Elektronik ist oft schwer in den menschlichen Körper zu integrieren. Cochlea-Implantate für hörgeschädigte Menschen können die Kopfhaut reizen; die Drähte von Herzschrittmachern lösen sich; manche VR-Headsets drücken ziemlich stark aufs Gesicht. Deshalb setzt Michael McAlpine seit sechs Jahren auf eine Alternative, die ein bisschen nach Frankenstein klingt. Als Maschinenbauingenieur an der University of Minnesota baut er Prototypen von bionischen Körperteilen aus schönen, weichen Komponenten – einige von ihnen sind sogar lebendig.

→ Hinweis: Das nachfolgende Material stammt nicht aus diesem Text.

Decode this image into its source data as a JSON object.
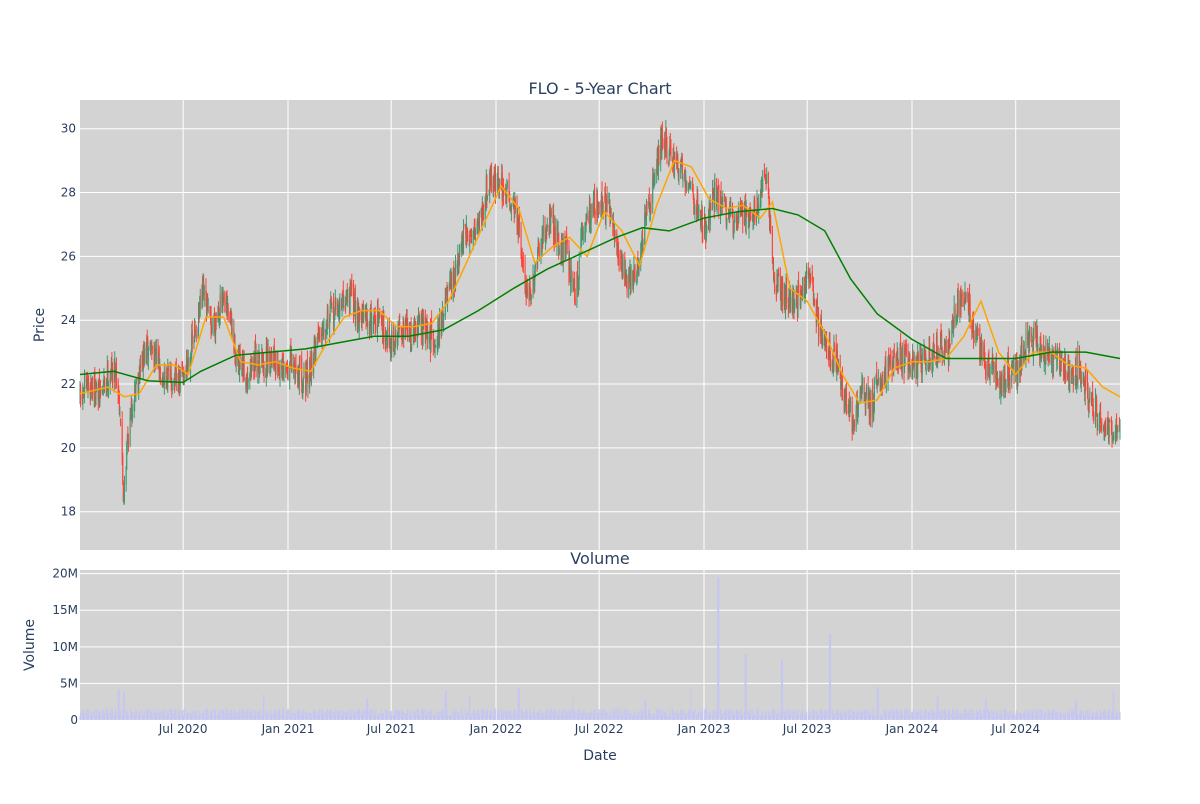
{
  "chart_data": [
    {
      "type": "candlestick",
      "title": "FLO - 5-Year Chart",
      "ylabel": "Price",
      "ylim": [
        16.8,
        30.9
      ],
      "xlim": [
        "2020-01-02",
        "2024-12-31"
      ],
      "yticks": [
        18,
        20,
        22,
        24,
        26,
        28,
        30
      ],
      "colors": {
        "up": "#3d9970",
        "down": "#ff4136",
        "ma_short": "#ffa500",
        "ma_long": "#008000",
        "plot_bg": "#d3d3d3",
        "grid": "#ffffff"
      },
      "series": [
        {
          "name": "Close",
          "kind": "candles",
          "points": [
            [
              "2020-01-02",
              21.5
            ],
            [
              "2020-01-20",
              22.0
            ],
            [
              "2020-02-05",
              21.6
            ],
            [
              "2020-02-20",
              22.3
            ],
            [
              "2020-03-05",
              22.5
            ],
            [
              "2020-03-12",
              21.3
            ],
            [
              "2020-03-18",
              18.5
            ],
            [
              "2020-03-25",
              20.2
            ],
            [
              "2020-04-08",
              22.0
            ],
            [
              "2020-04-22",
              22.8
            ],
            [
              "2020-05-05",
              23.2
            ],
            [
              "2020-05-20",
              22.5
            ],
            [
              "2020-06-05",
              22.2
            ],
            [
              "2020-06-22",
              22.0
            ],
            [
              "2020-07-06",
              22.5
            ],
            [
              "2020-07-20",
              23.4
            ],
            [
              "2020-08-05",
              24.8
            ],
            [
              "2020-08-20",
              23.8
            ],
            [
              "2020-09-05",
              24.5
            ],
            [
              "2020-09-20",
              24.2
            ],
            [
              "2020-10-05",
              22.5
            ],
            [
              "2020-10-20",
              22.3
            ],
            [
              "2020-11-05",
              22.8
            ],
            [
              "2020-11-20",
              22.6
            ],
            [
              "2020-12-05",
              23.0
            ],
            [
              "2020-12-20",
              22.3
            ],
            [
              "2021-01-05",
              22.6
            ],
            [
              "2021-01-20",
              22.4
            ],
            [
              "2021-02-05",
              22.1
            ],
            [
              "2021-02-20",
              23.4
            ],
            [
              "2021-03-05",
              24.0
            ],
            [
              "2021-03-20",
              24.2
            ],
            [
              "2021-04-05",
              24.5
            ],
            [
              "2021-04-20",
              24.8
            ],
            [
              "2021-05-05",
              24.2
            ],
            [
              "2021-05-20",
              24.0
            ],
            [
              "2021-06-05",
              24.1
            ],
            [
              "2021-06-20",
              23.7
            ],
            [
              "2021-07-05",
              23.2
            ],
            [
              "2021-07-20",
              23.9
            ],
            [
              "2021-08-05",
              23.5
            ],
            [
              "2021-08-20",
              23.9
            ],
            [
              "2021-09-05",
              23.4
            ],
            [
              "2021-09-20",
              23.5
            ],
            [
              "2021-10-05",
              24.6
            ],
            [
              "2021-10-20",
              25.2
            ],
            [
              "2021-11-05",
              26.5
            ],
            [
              "2021-11-20",
              26.8
            ],
            [
              "2021-12-05",
              27.2
            ],
            [
              "2021-12-20",
              28.5
            ],
            [
              "2022-01-05",
              28.3
            ],
            [
              "2022-01-20",
              28.0
            ],
            [
              "2022-02-05",
              27.5
            ],
            [
              "2022-02-20",
              25.2
            ],
            [
              "2022-03-05",
              24.8
            ],
            [
              "2022-03-20",
              26.3
            ],
            [
              "2022-04-05",
              27.2
            ],
            [
              "2022-04-20",
              26.5
            ],
            [
              "2022-05-05",
              26.2
            ],
            [
              "2022-05-20",
              24.8
            ],
            [
              "2022-06-05",
              27.0
            ],
            [
              "2022-06-20",
              27.6
            ],
            [
              "2022-07-05",
              27.8
            ],
            [
              "2022-07-20",
              27.3
            ],
            [
              "2022-08-05",
              26.0
            ],
            [
              "2022-08-20",
              25.2
            ],
            [
              "2022-09-05",
              25.5
            ],
            [
              "2022-09-20",
              27.0
            ],
            [
              "2022-10-05",
              28.5
            ],
            [
              "2022-10-20",
              29.8
            ],
            [
              "2022-11-05",
              29.0
            ],
            [
              "2022-11-20",
              28.8
            ],
            [
              "2022-12-05",
              28.4
            ],
            [
              "2022-12-20",
              27.5
            ],
            [
              "2023-01-05",
              26.8
            ],
            [
              "2023-01-20",
              28.0
            ],
            [
              "2023-02-05",
              27.6
            ],
            [
              "2023-02-20",
              27.0
            ],
            [
              "2023-03-05",
              27.5
            ],
            [
              "2023-03-20",
              27.3
            ],
            [
              "2023-04-05",
              27.6
            ],
            [
              "2023-04-20",
              28.4
            ],
            [
              "2023-05-05",
              25.2
            ],
            [
              "2023-05-20",
              24.8
            ],
            [
              "2023-06-05",
              24.5
            ],
            [
              "2023-06-20",
              24.8
            ],
            [
              "2023-07-05",
              25.5
            ],
            [
              "2023-07-20",
              24.0
            ],
            [
              "2023-08-05",
              23.0
            ],
            [
              "2023-08-20",
              22.8
            ],
            [
              "2023-09-05",
              21.5
            ],
            [
              "2023-09-20",
              20.8
            ],
            [
              "2023-10-05",
              21.8
            ],
            [
              "2023-10-20",
              21.2
            ],
            [
              "2023-11-05",
              22.2
            ],
            [
              "2023-11-20",
              22.6
            ],
            [
              "2023-12-05",
              22.8
            ],
            [
              "2023-12-20",
              22.8
            ],
            [
              "2024-01-05",
              22.5
            ],
            [
              "2024-01-20",
              22.7
            ],
            [
              "2024-02-05",
              22.8
            ],
            [
              "2024-02-20",
              23.2
            ],
            [
              "2024-03-05",
              23.0
            ],
            [
              "2024-03-20",
              24.5
            ],
            [
              "2024-04-05",
              25.0
            ],
            [
              "2024-04-20",
              23.5
            ],
            [
              "2024-05-05",
              22.8
            ],
            [
              "2024-05-20",
              22.5
            ],
            [
              "2024-06-05",
              22.0
            ],
            [
              "2024-06-20",
              22.4
            ],
            [
              "2024-07-05",
              22.6
            ],
            [
              "2024-07-20",
              23.2
            ],
            [
              "2024-08-05",
              23.5
            ],
            [
              "2024-08-20",
              23.0
            ],
            [
              "2024-09-05",
              22.6
            ],
            [
              "2024-09-20",
              22.8
            ],
            [
              "2024-10-05",
              22.3
            ],
            [
              "2024-10-20",
              22.6
            ],
            [
              "2024-11-05",
              21.6
            ],
            [
              "2024-11-20",
              21.0
            ],
            [
              "2024-12-05",
              20.6
            ],
            [
              "2024-12-20",
              20.4
            ],
            [
              "2024-12-31",
              20.5
            ]
          ]
        },
        {
          "name": "MA Short",
          "kind": "line",
          "points": [
            [
              "2020-01-02",
              21.7
            ],
            [
              "2020-02-20",
              21.9
            ],
            [
              "2020-03-20",
              21.6
            ],
            [
              "2020-04-15",
              21.7
            ],
            [
              "2020-05-15",
              22.6
            ],
            [
              "2020-06-15",
              22.6
            ],
            [
              "2020-07-10",
              22.3
            ],
            [
              "2020-08-10",
              24.1
            ],
            [
              "2020-09-10",
              24.1
            ],
            [
              "2020-10-10",
              22.7
            ],
            [
              "2020-11-10",
              22.6
            ],
            [
              "2020-12-10",
              22.7
            ],
            [
              "2021-01-10",
              22.5
            ],
            [
              "2021-02-10",
              22.4
            ],
            [
              "2021-03-10",
              23.3
            ],
            [
              "2021-04-10",
              24.1
            ],
            [
              "2021-05-10",
              24.3
            ],
            [
              "2021-06-10",
              24.3
            ],
            [
              "2021-07-10",
              23.8
            ],
            [
              "2021-08-10",
              23.8
            ],
            [
              "2021-09-10",
              23.9
            ],
            [
              "2021-10-10",
              24.6
            ],
            [
              "2021-11-10",
              25.8
            ],
            [
              "2021-12-10",
              27.0
            ],
            [
              "2022-01-10",
              28.2
            ],
            [
              "2022-02-10",
              27.5
            ],
            [
              "2022-03-10",
              25.8
            ],
            [
              "2022-04-10",
              26.3
            ],
            [
              "2022-05-10",
              26.6
            ],
            [
              "2022-06-10",
              26.0
            ],
            [
              "2022-07-10",
              27.4
            ],
            [
              "2022-08-10",
              26.8
            ],
            [
              "2022-09-10",
              25.7
            ],
            [
              "2022-10-10",
              27.6
            ],
            [
              "2022-11-10",
              29.0
            ],
            [
              "2022-12-10",
              28.8
            ],
            [
              "2023-01-10",
              27.8
            ],
            [
              "2023-02-10",
              27.5
            ],
            [
              "2023-03-10",
              27.6
            ],
            [
              "2023-04-10",
              27.2
            ],
            [
              "2023-05-01",
              27.7
            ],
            [
              "2023-06-01",
              25.0
            ],
            [
              "2023-07-01",
              24.6
            ],
            [
              "2023-08-01",
              23.6
            ],
            [
              "2023-09-01",
              22.3
            ],
            [
              "2023-10-01",
              21.4
            ],
            [
              "2023-11-01",
              21.5
            ],
            [
              "2023-12-01",
              22.5
            ],
            [
              "2024-01-01",
              22.7
            ],
            [
              "2024-02-01",
              22.7
            ],
            [
              "2024-03-01",
              22.8
            ],
            [
              "2024-04-01",
              23.5
            ],
            [
              "2024-05-01",
              24.6
            ],
            [
              "2024-06-01",
              23.0
            ],
            [
              "2024-07-01",
              22.3
            ],
            [
              "2024-08-01",
              23.0
            ],
            [
              "2024-09-01",
              23.0
            ],
            [
              "2024-10-01",
              22.6
            ],
            [
              "2024-11-01",
              22.5
            ],
            [
              "2024-12-01",
              21.9
            ],
            [
              "2024-12-31",
              21.6
            ]
          ]
        },
        {
          "name": "MA Long",
          "kind": "line",
          "points": [
            [
              "2020-01-02",
              22.3
            ],
            [
              "2020-03-01",
              22.4
            ],
            [
              "2020-05-01",
              22.1
            ],
            [
              "2020-07-01",
              22.05
            ],
            [
              "2020-08-01",
              22.4
            ],
            [
              "2020-10-01",
              22.9
            ],
            [
              "2020-12-01",
              23.0
            ],
            [
              "2021-02-01",
              23.1
            ],
            [
              "2021-04-01",
              23.3
            ],
            [
              "2021-06-01",
              23.5
            ],
            [
              "2021-08-01",
              23.5
            ],
            [
              "2021-10-01",
              23.7
            ],
            [
              "2021-12-01",
              24.3
            ],
            [
              "2022-02-01",
              25.0
            ],
            [
              "2022-04-01",
              25.6
            ],
            [
              "2022-06-01",
              26.1
            ],
            [
              "2022-08-01",
              26.6
            ],
            [
              "2022-09-15",
              26.9
            ],
            [
              "2022-11-01",
              26.8
            ],
            [
              "2023-01-01",
              27.2
            ],
            [
              "2023-03-01",
              27.4
            ],
            [
              "2023-05-01",
              27.5
            ],
            [
              "2023-06-15",
              27.3
            ],
            [
              "2023-08-01",
              26.8
            ],
            [
              "2023-09-15",
              25.3
            ],
            [
              "2023-11-01",
              24.2
            ],
            [
              "2024-01-01",
              23.4
            ],
            [
              "2024-03-01",
              22.8
            ],
            [
              "2024-05-01",
              22.8
            ],
            [
              "2024-07-01",
              22.8
            ],
            [
              "2024-09-01",
              23.0
            ],
            [
              "2024-11-01",
              23.0
            ],
            [
              "2024-12-31",
              22.8
            ]
          ]
        }
      ]
    },
    {
      "type": "bar",
      "title": "Volume",
      "xlabel": "Date",
      "ylabel": "Volume",
      "ylim": [
        0,
        20500000
      ],
      "yticks": [
        0,
        5000000,
        10000000,
        15000000,
        20000000
      ],
      "ytick_labels": [
        "0",
        "5M",
        "10M",
        "15M",
        "20M"
      ],
      "xticks": [
        "2020-07-01",
        "2021-01-01",
        "2021-07-01",
        "2022-01-01",
        "2022-07-01",
        "2023-01-01",
        "2023-07-01",
        "2024-01-01",
        "2024-07-01"
      ],
      "xtick_labels": [
        "Jul 2020",
        "Jan 2021",
        "Jul 2021",
        "Jan 2022",
        "Jul 2022",
        "Jan 2023",
        "Jul 2023",
        "Jan 2024",
        "Jul 2024"
      ],
      "colors": {
        "bar": "#c6c6f2"
      },
      "base_volume": 1200000,
      "spikes": [
        [
          "2020-03-10",
          4200000
        ],
        [
          "2020-03-20",
          3800000
        ],
        [
          "2020-11-20",
          3500000
        ],
        [
          "2021-05-20",
          2900000
        ],
        [
          "2021-10-05",
          4000000
        ],
        [
          "2021-11-15",
          3200000
        ],
        [
          "2022-02-10",
          4300000
        ],
        [
          "2022-05-15",
          3000000
        ],
        [
          "2022-09-20",
          2800000
        ],
        [
          "2022-12-10",
          4200000
        ],
        [
          "2023-01-26",
          19500000
        ],
        [
          "2023-03-15",
          9000000
        ],
        [
          "2023-05-18",
          8300000
        ],
        [
          "2023-08-10",
          11800000
        ],
        [
          "2023-11-02",
          4500000
        ],
        [
          "2024-02-15",
          3200000
        ],
        [
          "2024-05-10",
          3000000
        ],
        [
          "2024-10-15",
          2600000
        ],
        [
          "2024-12-20",
          4000000
        ]
      ]
    }
  ]
}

Der Schlüssel zu seinen elektro-organischen Organen ist sein eigens dafür konzipierter 3D-Drucker, den McAlpine mit Silikonen, Metallen und menschlichen Zellen belädt, die von der medizinischen Fakultät seiner Universität stammen. Die Zellen werden ihm als gelartige Kulturen angeliefert, damit sie nicht absterben. Sein 3D-gedrucktes „Ohr“, für das er eine Spulenantenne mit lebender Materie umhüllt, benötigt elektrisch leitfähige Silber-Nanopartikel und knorpelbildende Zellen, während sein „Rückenmark“ Zellen braucht, die Neuronen bilden können, und dazu eine transluzente Säule aus Silikon. Egal um welche Organe es geht, die computergesteuerten Düsen benötigen höchstens eine Stunde, um die Urzutaten von McAlpine in die entsprechende Form zu pressen. Das Ergebnis wird dann einige Wochen in einem nährstoffreichen Bad ruhen gelassen, so dass die Zellen um und in der Elektronik wachsen können.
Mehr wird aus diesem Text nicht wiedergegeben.